# Question Of The Week... ( 2017 Week 33)



## ripjack13 (Aug 13, 2017)

*Do you try to incorporate more hand tools into your woodworking or more machinery? *
*And why....*
*




*

**Rules**
There is no minimum post requirement,
primates, woodticks and leprechauns are welcome to post an answer.
And of course you and you too...

Reactions: Like 1


----------



## woodtickgreg (Aug 13, 2017)

Starting to incorporate a little more hand tools as I acquire them. Mostly due to I just have a thing for old tools and I think it is really cool to use them and not just collect them.

Reactions: Like 6


----------



## Karl_99 (Aug 13, 2017)

It really depends on the task at hand and what is available. I do like using hand tools.

Reactions: Like 3 | Agree 1


----------



## Mike1950 (Aug 13, 2017)

I have both. If I can use a machine I do. My shoulders would not allow me to become a fulltime hand tool guy... Gotta maximize what you can do and power tools do that for me

Reactions: Like 3 | Agree 4


----------



## CWS (Aug 13, 2017)

I like machinery. I am old and lazy. Loading a blank on the CNC is enough hand work for me. I do like to collect a few old tools. I have my grandfathers two hand saws that he used when I helped him I was growing up.

Reactions: Like 2 | Agree 1 | Funny 2


----------



## DKMD (Aug 13, 2017)

More power tools for me... I prefer the speed. There is something cool about the Roy Underhill approach, but speed wins out for me.

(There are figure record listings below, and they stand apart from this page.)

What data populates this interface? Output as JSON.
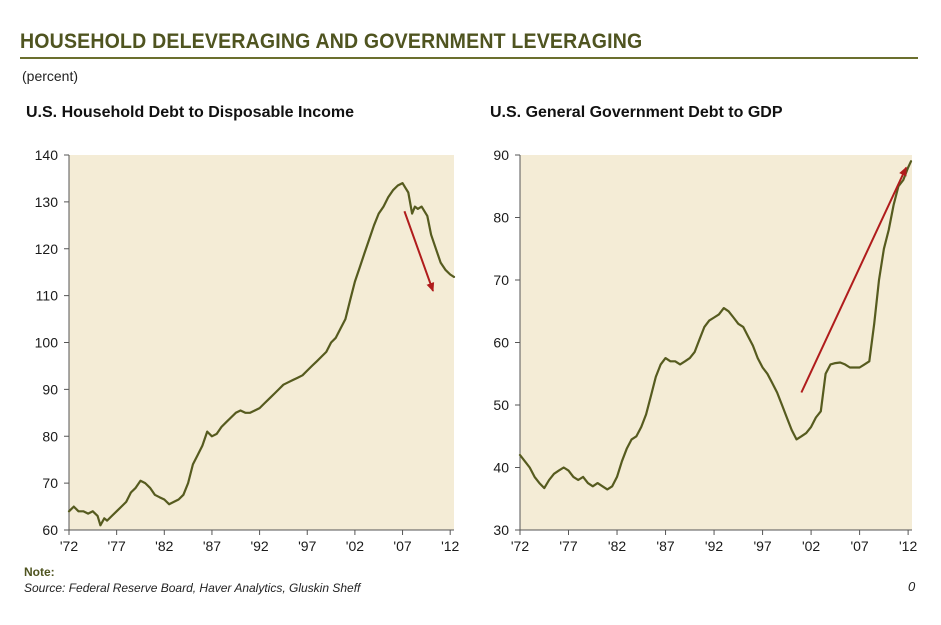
{
  "header": {
    "title": "HOUSEHOLD DELEVERAGING AND GOVERNMENT LEVERAGING",
    "unit": "(percent)"
  },
  "footer": {
    "note_label": "Note:",
    "source": "Source: Federal Reserve Board, Haver Analytics, Gluskin Sheff",
    "page_number": "0"
  },
  "colors": {
    "title": "#4f5420",
    "plot_background": "#f4ecd6",
    "series_line": "#565b1f",
    "arrow": "#b01c1c"
  },
  "chart_data": [
    {
      "type": "line",
      "title": "U.S. Household Debt to Disposable Income",
      "xlabel": "",
      "ylabel": "",
      "x_tick_labels": [
        "'72",
        "'77",
        "'82",
        "'87",
        "'92",
        "'97",
        "'02",
        "'07",
        "'12"
      ],
      "x_ticks": [
        1972,
        1977,
        1982,
        1987,
        1992,
        1997,
        2002,
        2007,
        2012
      ],
      "xlim": [
        1972,
        2012.4
      ],
      "ylim": [
        60,
        140
      ],
      "y_ticks": [
        60,
        70,
        80,
        90,
        100,
        110,
        120,
        130,
        140
      ],
      "grid": false,
      "series": [
        {
          "x": [
            1972,
            1972.5,
            1973,
            1973.5,
            1974,
            1974.5,
            1975,
            1975.3,
            1975.7,
            1976,
            1976.5,
            1977,
            1977.5,
            1978,
            1978.5,
            1979,
            1979.5,
            1980,
            1980.5,
            1981,
            1981.5,
            1982,
            1982.5,
            1983,
            1983.5,
            1984,
            1984.5,
            1985,
            1985.5,
            1986,
            1986.5,
            1987,
            1987.5,
            1988,
            1988.5,
            1989,
            1989.5,
            1990,
            1990.5,
            1991,
            1991.5,
            1992,
            1992.5,
            1993,
            1993.5,
            1994,
            1994.5,
            1995,
            1995.5,
            1996,
            1996.5,
            1997,
            1997.5,
            1998,
            1998.5,
            1999,
            1999.5,
            2000,
            2000.5,
            2001,
            2001.5,
            2002,
            2002.5,
            2003,
            2003.5,
            2004,
            2004.5,
            2005,
            2005.5,
            2006,
            2006.5,
            2007,
            2007.3,
            2007.6,
            2008,
            2008.3,
            2008.6,
            2009,
            2009.3,
            2009.6,
            2010,
            2010.5,
            2011,
            2011.5,
            2012,
            2012.4
          ],
          "values": [
            64,
            65,
            64,
            64,
            63.5,
            64,
            63,
            61,
            62.5,
            62,
            63,
            64,
            65,
            66,
            68,
            69,
            70.5,
            70,
            69,
            67.5,
            67,
            66.5,
            65.5,
            66,
            66.5,
            67.5,
            70,
            74,
            76,
            78,
            81,
            80,
            80.5,
            82,
            83,
            84,
            85,
            85.5,
            85,
            85,
            85.5,
            86,
            87,
            88,
            89,
            90,
            91,
            91.5,
            92,
            92.5,
            93,
            94,
            95,
            96,
            97,
            98,
            100,
            101,
            103,
            105,
            109,
            113,
            116,
            119,
            122,
            125,
            127.5,
            129,
            131,
            132.5,
            133.5,
            134,
            133,
            132,
            127.5,
            129,
            128.5,
            129,
            128,
            127,
            123,
            120,
            117,
            115.5,
            114.5,
            114
          ]
        }
      ],
      "annotations": [
        {
          "type": "arrow",
          "from": [
            2007.2,
            128
          ],
          "to": [
            2010.2,
            111
          ]
        }
      ]
    },
    {
      "type": "line",
      "title": "U.S. General Government Debt to GDP",
      "xlabel": "",
      "ylabel": "",
      "x_tick_labels": [
        "'72",
        "'77",
        "'82",
        "'87",
        "'92",
        "'97",
        "'02",
        "'07",
        "'12"
      ],
      "x_ticks": [
        1972,
        1977,
        1982,
        1987,
        1992,
        1997,
        2002,
        2007,
        2012
      ],
      "xlim": [
        1972,
        2012.4
      ],
      "ylim": [
        30,
        90
      ],
      "y_ticks": [
        30,
        40,
        50,
        60,
        70,
        80,
        90
      ],
      "grid": false,
      "series": [
        {
          "x": [
            1972,
            1972.5,
            1973,
            1973.5,
            1974,
            1974.5,
            1975,
            1975.5,
            1976,
            1976.5,
            1977,
            1977.5,
            1978,
            1978.5,
            1979,
            1979.5,
            1980,
            1980.5,
            1981,
            1981.5,
            1982,
            1982.5,
            1983,
            1983.5,
            1984,
            1984.5,
            1985,
            1985.5,
            1986,
            1986.5,
            1987,
            1987.5,
            1988,
            1988.5,
            1989,
            1989.5,
            1990,
            1990.5,
            1991,
            1991.5,
            1992,
            1992.5,
            1993,
            1993.5,
            1994,
            1994.5,
            1995,
            1995.5,
            1996,
            1996.5,
            1997,
            1997.5,
            1998,
            1998.5,
            1999,
            1999.5,
            2000,
            2000.5,
            2001,
            2001.5,
            2002,
            2002.5,
            2003,
            2003.5,
            2004,
            2004.5,
            2005,
            2005.5,
            2006,
            2006.5,
            2007,
            2007.5,
            2008,
            2008.5,
            2009,
            2009.5,
            2010,
            2010.5,
            2011,
            2011.5,
            2012,
            2012.3
          ],
          "values": [
            42,
            41,
            40,
            38.5,
            37.5,
            36.7,
            38,
            39,
            39.5,
            40,
            39.5,
            38.5,
            38,
            38.5,
            37.5,
            37,
            37.5,
            37,
            36.5,
            37,
            38.5,
            41,
            43,
            44.5,
            45,
            46.5,
            48.5,
            51.5,
            54.5,
            56.5,
            57.5,
            57,
            57,
            56.5,
            57,
            57.5,
            58.5,
            60.5,
            62.5,
            63.5,
            64,
            64.5,
            65.5,
            65,
            64,
            63,
            62.5,
            61,
            59.5,
            57.5,
            56,
            55,
            53.5,
            52,
            50,
            48,
            46,
            44.5,
            45,
            45.5,
            46.5,
            48,
            49,
            55,
            56.5,
            56.7,
            56.8,
            56.5,
            56,
            56,
            56,
            56.5,
            57,
            63,
            70,
            75,
            78,
            82,
            85,
            86,
            88,
            89
          ]
        }
      ],
      "annotations": [
        {
          "type": "arrow",
          "from": [
            2001,
            52
          ],
          "to": [
            2011.8,
            88
          ]
        }
      ]
    }
  ]
}
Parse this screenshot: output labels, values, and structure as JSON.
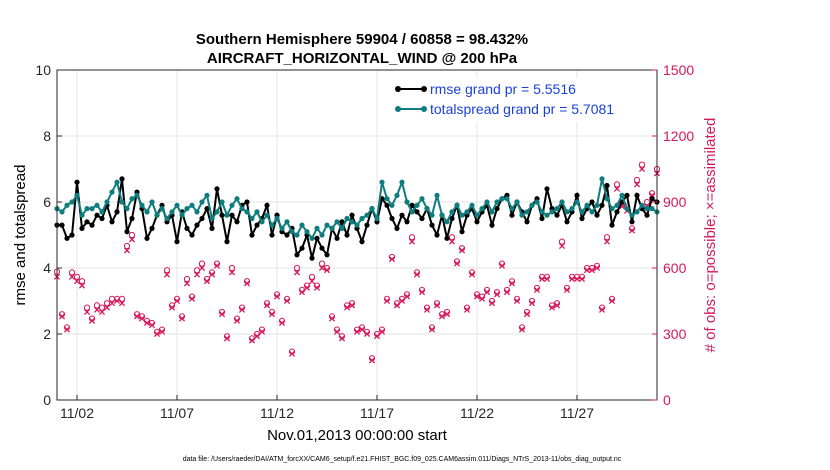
{
  "chart_data": {
    "type": "line",
    "title": "Southern Hemisphere 59904 / 60858 = 98.432%",
    "subtitle": "AIRCRAFT_HORIZONTAL_WIND @ 200 hPa",
    "xlabel": "Nov.01,2013 00:00:00 start",
    "ylabel_left": "rmse and totalspread",
    "ylabel_right": "# of obs: o=possible; ×=assimilated",
    "xlim": [
      0,
      120
    ],
    "ylim_left": [
      0,
      10
    ],
    "ylim_right": [
      0,
      1500
    ],
    "x_ticks": [
      {
        "x": 4,
        "label": "11/02"
      },
      {
        "x": 24,
        "label": "11/07"
      },
      {
        "x": 44,
        "label": "11/12"
      },
      {
        "x": 64,
        "label": "11/17"
      },
      {
        "x": 84,
        "label": "11/22"
      },
      {
        "x": 104,
        "label": "11/27"
      }
    ],
    "y_ticks_left": [
      {
        "v": 0,
        "label": "0"
      },
      {
        "v": 2,
        "label": "2"
      },
      {
        "v": 4,
        "label": "4"
      },
      {
        "v": 6,
        "label": "6"
      },
      {
        "v": 8,
        "label": "8"
      },
      {
        "v": 10,
        "label": "10"
      }
    ],
    "y_ticks_right": [
      {
        "v": 0,
        "label": "0"
      },
      {
        "v": 300,
        "label": "300"
      },
      {
        "v": 600,
        "label": "600"
      },
      {
        "v": 900,
        "label": "900"
      },
      {
        "v": 1200,
        "label": "1200"
      },
      {
        "v": 1500,
        "label": "1500"
      }
    ],
    "grid": true,
    "legend_position": "top-right",
    "series": [
      {
        "name": "rmse",
        "legend": "rmse grand pr = 5.5516",
        "color": "#000000",
        "axis": "left",
        "values": [
          5.3,
          5.3,
          4.9,
          5.0,
          6.6,
          5.2,
          5.4,
          5.3,
          5.6,
          5.5,
          5.9,
          5.4,
          5.7,
          6.7,
          5.1,
          5.5,
          6.3,
          5.8,
          4.9,
          5.2,
          5.6,
          5.9,
          5.4,
          5.6,
          4.8,
          5.7,
          5.2,
          5.0,
          5.3,
          5.5,
          5.8,
          5.2,
          6.4,
          5.6,
          4.8,
          5.6,
          5.4,
          5.9,
          6.0,
          5.0,
          5.3,
          5.5,
          5.9,
          5.0,
          5.6,
          5.1,
          5.0,
          5.2,
          4.4,
          4.6,
          5.0,
          4.3,
          4.9,
          4.6,
          4.4,
          5.2,
          4.9,
          5.4,
          5.0,
          5.6,
          5.2,
          4.8,
          5.3,
          5.8,
          5.4,
          6.1,
          5.9,
          5.5,
          5.2,
          5.6,
          5.4,
          5.9,
          5.7,
          5.5,
          5.8,
          5.3,
          5.0,
          5.6,
          4.9,
          5.5,
          5.9,
          5.1,
          5.6,
          5.8,
          5.4,
          5.7,
          5.9,
          5.3,
          5.8,
          6.1,
          6.2,
          5.6,
          6.0,
          5.7,
          5.4,
          5.9,
          6.1,
          5.5,
          6.4,
          5.8,
          5.6,
          5.9,
          5.4,
          5.7,
          6.2,
          5.5,
          5.8,
          6.0,
          5.6,
          5.9,
          6.5,
          5.3,
          5.7,
          6.0,
          6.2,
          5.4,
          6.2,
          5.8,
          5.6,
          6.1,
          6.0
        ]
      },
      {
        "name": "totalspread",
        "legend": "totalspread grand pr = 5.7081",
        "color": "#0e7d7d",
        "axis": "left",
        "values": [
          5.8,
          5.7,
          5.9,
          6.0,
          6.2,
          5.6,
          5.8,
          5.8,
          5.9,
          5.7,
          6.0,
          6.3,
          6.6,
          6.0,
          5.8,
          6.1,
          6.2,
          5.9,
          5.7,
          6.0,
          5.6,
          5.8,
          5.5,
          5.7,
          5.9,
          5.6,
          5.8,
          5.9,
          5.7,
          6.0,
          6.2,
          5.5,
          5.7,
          6.0,
          5.6,
          5.9,
          6.1,
          5.8,
          5.7,
          5.5,
          5.7,
          5.4,
          5.6,
          5.3,
          5.5,
          5.2,
          5.4,
          5.1,
          5.0,
          5.3,
          5.1,
          4.9,
          5.2,
          5.0,
          5.3,
          5.2,
          5.4,
          5.2,
          5.5,
          5.4,
          5.3,
          5.5,
          5.6,
          5.8,
          5.5,
          6.6,
          6.1,
          5.9,
          6.2,
          6.6,
          6.0,
          5.7,
          5.9,
          6.1,
          5.8,
          5.6,
          6.2,
          5.6,
          5.4,
          5.7,
          5.9,
          5.6,
          5.7,
          5.9,
          5.6,
          5.8,
          6.0,
          5.7,
          6.0,
          6.1,
          6.1,
          5.8,
          6.0,
          5.6,
          5.7,
          5.9,
          6.0,
          5.7,
          5.6,
          5.7,
          5.8,
          6.0,
          5.7,
          5.8,
          6.0,
          5.7,
          5.9,
          5.7,
          5.9,
          6.7,
          6.1,
          5.8,
          5.9,
          6.2,
          5.8,
          5.6,
          5.7,
          5.9,
          5.8,
          5.8,
          5.7
        ]
      },
      {
        "name": "obs_possible",
        "color": "#d6195a",
        "axis": "right",
        "marker": "o",
        "values": [
          583,
          390,
          330,
          580,
          560,
          540,
          420,
          370,
          430,
          420,
          440,
          460,
          460,
          460,
          700,
          750,
          390,
          380,
          360,
          350,
          310,
          320,
          590,
          430,
          460,
          380,
          550,
          470,
          590,
          620,
          550,
          580,
          620,
          400,
          290,
          600,
          370,
          420,
          540,
          280,
          300,
          320,
          440,
          400,
          480,
          360,
          460,
          220,
          600,
          500,
          520,
          560,
          520,
          620,
          600,
          380,
          320,
          290,
          430,
          440,
          320,
          330,
          310,
          190,
          300,
          320,
          460,
          650,
          440,
          460,
          480,
          740,
          580,
          500,
          420,
          330,
          440,
          390,
          400,
          740,
          630,
          690,
          420,
          580,
          480,
          470,
          500,
          450,
          490,
          620,
          500,
          540,
          460,
          330,
          400,
          450,
          510,
          560,
          560,
          430,
          440,
          720,
          510,
          560,
          560,
          560,
          600,
          600,
          610,
          420,
          740,
          460,
          980,
          890,
          880,
          780,
          1000,
          1070,
          900,
          940,
          1050
        ]
      },
      {
        "name": "obs_assimilated",
        "color": "#d6195a",
        "axis": "right",
        "marker": "x",
        "values": [
          560,
          380,
          320,
          560,
          540,
          520,
          400,
          360,
          410,
          400,
          420,
          440,
          450,
          440,
          680,
          730,
          380,
          370,
          350,
          340,
          300,
          310,
          570,
          420,
          450,
          370,
          530,
          460,
          570,
          600,
          540,
          570,
          610,
          390,
          280,
          580,
          360,
          410,
          530,
          270,
          290,
          310,
          430,
          390,
          470,
          350,
          450,
          210,
          580,
          490,
          510,
          540,
          510,
          600,
          590,
          370,
          310,
          280,
          420,
          430,
          310,
          320,
          300,
          180,
          290,
          310,
          450,
          640,
          430,
          450,
          470,
          720,
          570,
          490,
          410,
          320,
          430,
          380,
          390,
          720,
          620,
          680,
          410,
          570,
          470,
          460,
          490,
          440,
          480,
          610,
          490,
          530,
          450,
          320,
          390,
          440,
          500,
          550,
          550,
          420,
          430,
          700,
          500,
          550,
          550,
          550,
          590,
          590,
          600,
          410,
          720,
          450,
          960,
          880,
          860,
          770,
          980,
          1050,
          880,
          930,
          1030
        ]
      }
    ]
  },
  "footer": "data file: /Users/raeder/DAI/ATM_forcXX/CAM6_setup/f.e21.FHIST_BGC.f09_025.CAM6assim.011/Diags_NTrS_2013-11/obs_diag_output.nc"
}
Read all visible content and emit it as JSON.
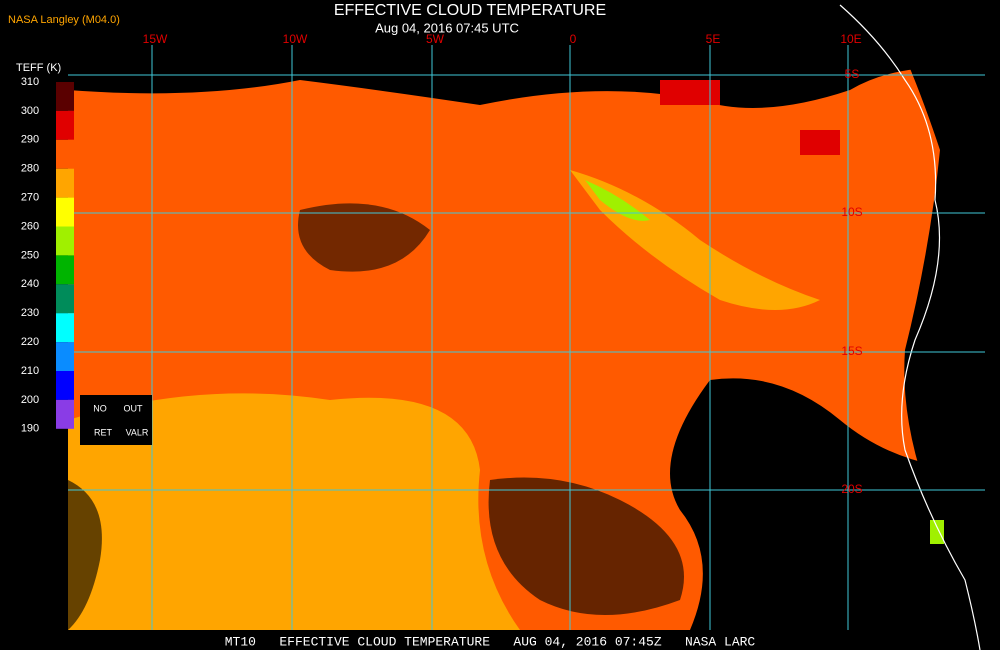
{
  "header": {
    "source": "NASA Langley (M04.0)",
    "title": "EFFECTIVE CLOUD TEMPERATURE",
    "subtitle": "Aug 04, 2016 07:45 UTC"
  },
  "colorbar": {
    "title": "TEFF (K)",
    "levels": [
      310,
      300,
      290,
      280,
      270,
      260,
      250,
      240,
      230,
      220,
      210,
      200,
      190
    ],
    "colors": [
      "#5a0000",
      "#e00000",
      "#ff5a00",
      "#ffa500",
      "#ffff00",
      "#a0f000",
      "#00b400",
      "#008c5a",
      "#00ffff",
      "#0a8cff",
      "#0000ff",
      "#8a3ce6"
    ],
    "notes": [
      "NO",
      "OUT",
      "RET",
      "VALR"
    ]
  },
  "grid": {
    "longitudes": [
      "15W",
      "10W",
      "5W",
      "0",
      "5E",
      "10E"
    ],
    "latitudes": [
      "5S",
      "10S",
      "15S",
      "20S"
    ]
  },
  "footer": "MT10   EFFECTIVE CLOUD TEMPERATURE   AUG 04, 2016 07:45Z   NASA LARC"
}
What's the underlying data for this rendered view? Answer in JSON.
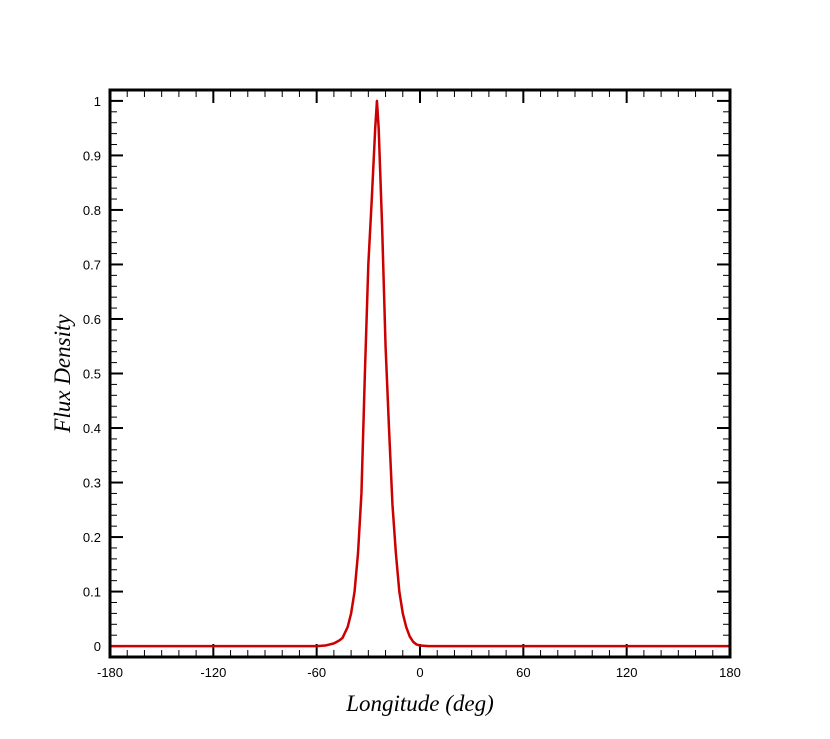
{
  "chart_data": {
    "type": "line",
    "title": "",
    "xlabel": "Longitude (deg)",
    "ylabel": "Flux Density",
    "xlim": [
      -180,
      180
    ],
    "ylim": [
      -0.02,
      1.02
    ],
    "xticks": [
      -180,
      -120,
      -60,
      0,
      60,
      120,
      180
    ],
    "xtick_labels": [
      "-180",
      "-120",
      "-60",
      "0",
      "60",
      "120",
      "180"
    ],
    "yticks": [
      0,
      0.1,
      0.2,
      0.3,
      0.4,
      0.5,
      0.6,
      0.7,
      0.8,
      0.9,
      1
    ],
    "ytick_labels": [
      "0",
      "0.1",
      "0.2",
      "0.3",
      "0.4",
      "0.5",
      "0.6",
      "0.7",
      "0.8",
      "0.9",
      "1"
    ],
    "grid": false,
    "legend": "none",
    "series": [
      {
        "color": "#cc0000",
        "x": [
          -180,
          -60,
          -55,
          -50,
          -47,
          -45,
          -42,
          -40,
          -38,
          -36,
          -34,
          -32,
          -30,
          -28,
          -26,
          -25,
          -24,
          -22,
          -20,
          -18,
          -16,
          -14,
          -12,
          -10,
          -8,
          -6,
          -4,
          -2,
          0,
          5,
          10,
          180
        ],
        "y": [
          0,
          0,
          0.001,
          0.005,
          0.01,
          0.015,
          0.035,
          0.06,
          0.1,
          0.17,
          0.28,
          0.5,
          0.7,
          0.82,
          0.95,
          1.0,
          0.95,
          0.77,
          0.55,
          0.4,
          0.26,
          0.17,
          0.1,
          0.06,
          0.035,
          0.018,
          0.008,
          0.003,
          0.001,
          0,
          0,
          0
        ]
      }
    ]
  }
}
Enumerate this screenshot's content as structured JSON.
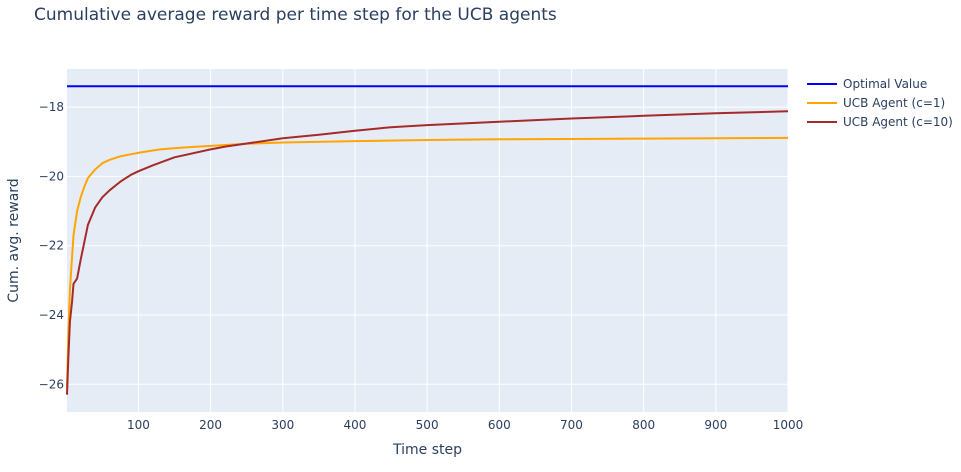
{
  "chart_data": {
    "type": "line",
    "title": "Cumulative average reward per time step for the UCB agents",
    "xlabel": "Time step",
    "ylabel": "Cum. avg. reward",
    "xlim": [
      1,
      1000
    ],
    "ylim": [
      -26.8,
      -16.9
    ],
    "x_ticks": [
      100,
      200,
      300,
      400,
      500,
      600,
      700,
      800,
      900,
      1000
    ],
    "y_ticks": [
      -26,
      -24,
      -22,
      -20,
      -18
    ],
    "grid": true,
    "legend_position": "top-right",
    "colors": {
      "plot_bg": "#e5ecf6",
      "grid": "#ffffff",
      "text": "#2a3f5f"
    },
    "series": [
      {
        "name": "Optimal Value",
        "color": "#0000ff",
        "x": [
          1,
          1000
        ],
        "y": [
          -17.4,
          -17.4
        ]
      },
      {
        "name": "UCB Agent (c=1)",
        "color": "#ffa500",
        "x": [
          1,
          3,
          5,
          8,
          10,
          15,
          20,
          25,
          30,
          40,
          50,
          60,
          75,
          100,
          130,
          160,
          200,
          250,
          300,
          400,
          500,
          600,
          700,
          800,
          900,
          1000
        ],
        "y": [
          -26.1,
          -24.5,
          -23.3,
          -22.3,
          -21.7,
          -21.0,
          -20.6,
          -20.3,
          -20.05,
          -19.8,
          -19.62,
          -19.52,
          -19.42,
          -19.32,
          -19.22,
          -19.17,
          -19.12,
          -19.06,
          -19.02,
          -18.98,
          -18.95,
          -18.93,
          -18.92,
          -18.91,
          -18.9,
          -18.89
        ]
      },
      {
        "name": "UCB Agent (c=10)",
        "color": "#a52a2a",
        "x": [
          1,
          3,
          5,
          8,
          10,
          15,
          20,
          30,
          40,
          50,
          60,
          75,
          90,
          100,
          120,
          150,
          200,
          220,
          250,
          300,
          350,
          400,
          450,
          500,
          600,
          700,
          800,
          900,
          1000
        ],
        "y": [
          -26.3,
          -25.2,
          -24.2,
          -23.6,
          -23.1,
          -22.95,
          -22.4,
          -21.4,
          -20.9,
          -20.6,
          -20.4,
          -20.15,
          -19.95,
          -19.85,
          -19.68,
          -19.45,
          -19.22,
          -19.14,
          -19.05,
          -18.9,
          -18.8,
          -18.68,
          -18.58,
          -18.52,
          -18.42,
          -18.33,
          -18.25,
          -18.18,
          -18.12
        ]
      }
    ]
  }
}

Reactions: Like 2 | Agree 2


----------



## Brink (Aug 13, 2017)

Speed, precision, and intricacy for me.
It's either power or hand tooling that will give the best result

Reactions: Like 1 | Agree 1


----------



## David Hill (Aug 13, 2017)

Time is limited in the shop (HEAT, honeydo's, work, other projects, )so machinery for the most part. That's not to say I don't apprecuate using or seeing hand tools used.

Reactions: Like 1 | Agree 2


----------



## Blueglass (Aug 13, 2017)

I use both. Some things I just don't have the tools and technique to do by hand. I keep experimenting on smaller projects trying to get things down. I like hand tools and find them more precise on other parts of my work. I love how quiet hand tools are. I love the sound of a sharp plane cutting.

Reactions: Like 3


----------



## Nature Man (Aug 13, 2017)

I prefer machinery. While I tend to have a lot of patience usually, I am very much interested in seeing progress in projects! Chuck

Reactions: Like 1


----------



## Tony (Aug 13, 2017)

I am almost exclusively power tools. I've never learned to use hand tools and it just doesn't interest me. I could watch Roy Underhill all day and enjoy it, just don't want to do it myself. Tony

Reactions: Like 1 | Agree 1


----------



## Brink (Aug 13, 2017)

All power tooled



 

All hand tooled

Reactions: Like 1 | Funny 1 | Way Cool 1


----------



## Spinartist (Aug 13, 2017)

Both at the same time! Lathe is power tool. Chisels are hand tools.

Reactions: Like 1 | Agree 1 | Funny 2


----------



## Schroedc (Aug 13, 2017)

Depends on the project. I love my old hand tools but sometimes for speed and repeatability to make a buck you just have to power through it.

Reactions: Like 1 | Agree 1


----------



## rocky1 (Aug 13, 2017)

Do a little of both at times, but usually it's power tools to get where I want to go, then sand and finish by hand. Simply easier and quicker, don't have enough time in the shop the way it is, but do enjoy the satisfaction hand sanding and polishing a piece to perfection brings.

Reactions: Like 5


----------



## Sprung (Aug 13, 2017)

I am definitely on the side of power tools, but am trying to incorporate some more hand tool work than I have in the past - especially in those instances where it's the best tool for the job or the easiest way to accomplish something.

Reactions: Like 2 | Agree 1 | Great Post 1


----------



## Lou Currier (Aug 13, 2017)

What's a hand tool

Reactions: Funny 5


----------



## justallan (Aug 13, 2017)

Power tools for me as much as possible, other than fine sanding. Somehow sanding just never gets perfect for me unless the final touch is by hand.

Reactions: Like 1 | Agree 3


----------



## Sidecar (Aug 14, 2017)

Stuff rules ! 
Think maybe I'm a recarnade'd Shaker but the good Lord forgot to throw in the talent , guess he wanted a chuckle now and again .

Reactions: Like 1 | Funny 1


----------



## kweinert (Aug 14, 2017)

Mostly a power tool user. I occasionally use hand tools for tuning up cuts, etc but my work is with power tools.

Reactions: Like 2


----------